Management does not see much stress yet, and is sanguine on riding out a
tougher FY13.
 Asset quality – no visible stress yet. The generally vulnerable segments
like SME and retail are holding up. Management does admit that,
theoretically, NPLs should normalize upward from current levels (e.g.,
retail credit costs are below expected loss levels). There are, however,
no visible signs of that happening yet, despite the slight slowdown in the
economy.
 Loan growth targets muted. Management maintains its growth
aspirations at 300-500bp above system (JPMe 18% for FY12E). The
bank remains conservative in its loan growth target despite an improved
competitive position, mainly due to the heightened environmental risk.

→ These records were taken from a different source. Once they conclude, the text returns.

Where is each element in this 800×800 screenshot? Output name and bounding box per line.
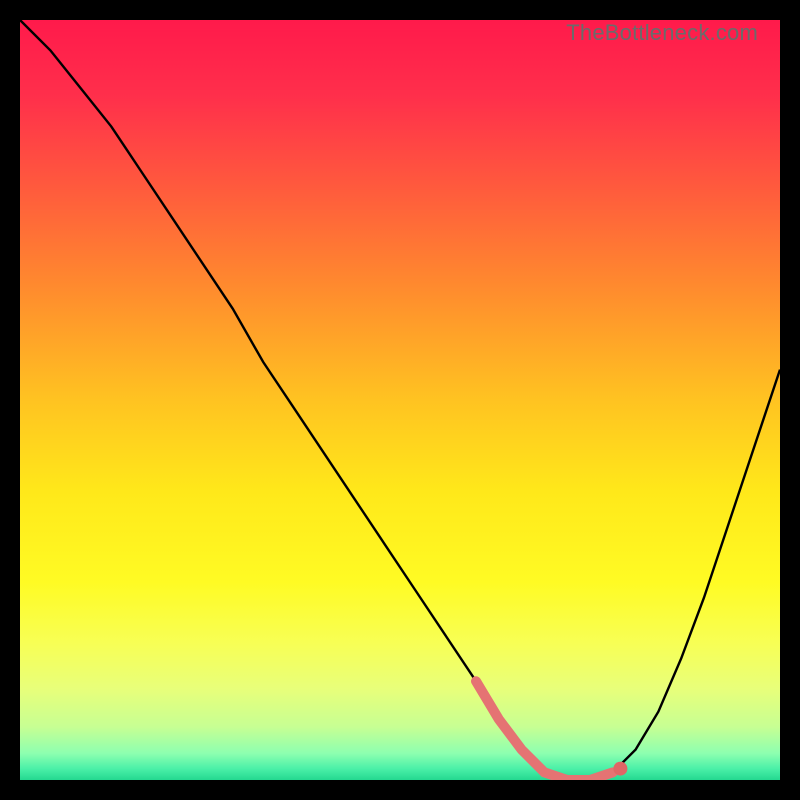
gradient-background [20,20,780,780]
watermark-text: TheBottleneck.com [566,20,758,46]
bottleneck-chart [20,20,780,780]
chart-frame: TheBottleneck.com [20,20,780,780]
marker-dot [613,762,627,776]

The loan mix is unlikely to change, and HDFCB intends to keep term
lending (especially infra-related) at a minimum.
 Margin outlook stable. Management sees the different moving parts of
NIM drivers cancelling each other out and expects NIMs to remain
broadly stable. Deposit cost pressures continue (HDFCB's largely retail
base cushions the impact) but are being compensated for by pricing
power in lending. Management does not see the need to move up the risk
ladder to preserve NIMs.
 Remains top pick. HDFCB remains our top pick in the financials space.
We do not see any risk to our estimates, despite the weakening macro
picture – we think HDFCB’s ability to manage a tough environment is
proven. We see the 3.4x PBV (one-year forward) supported by resilient
fundamentals and improving return ratios.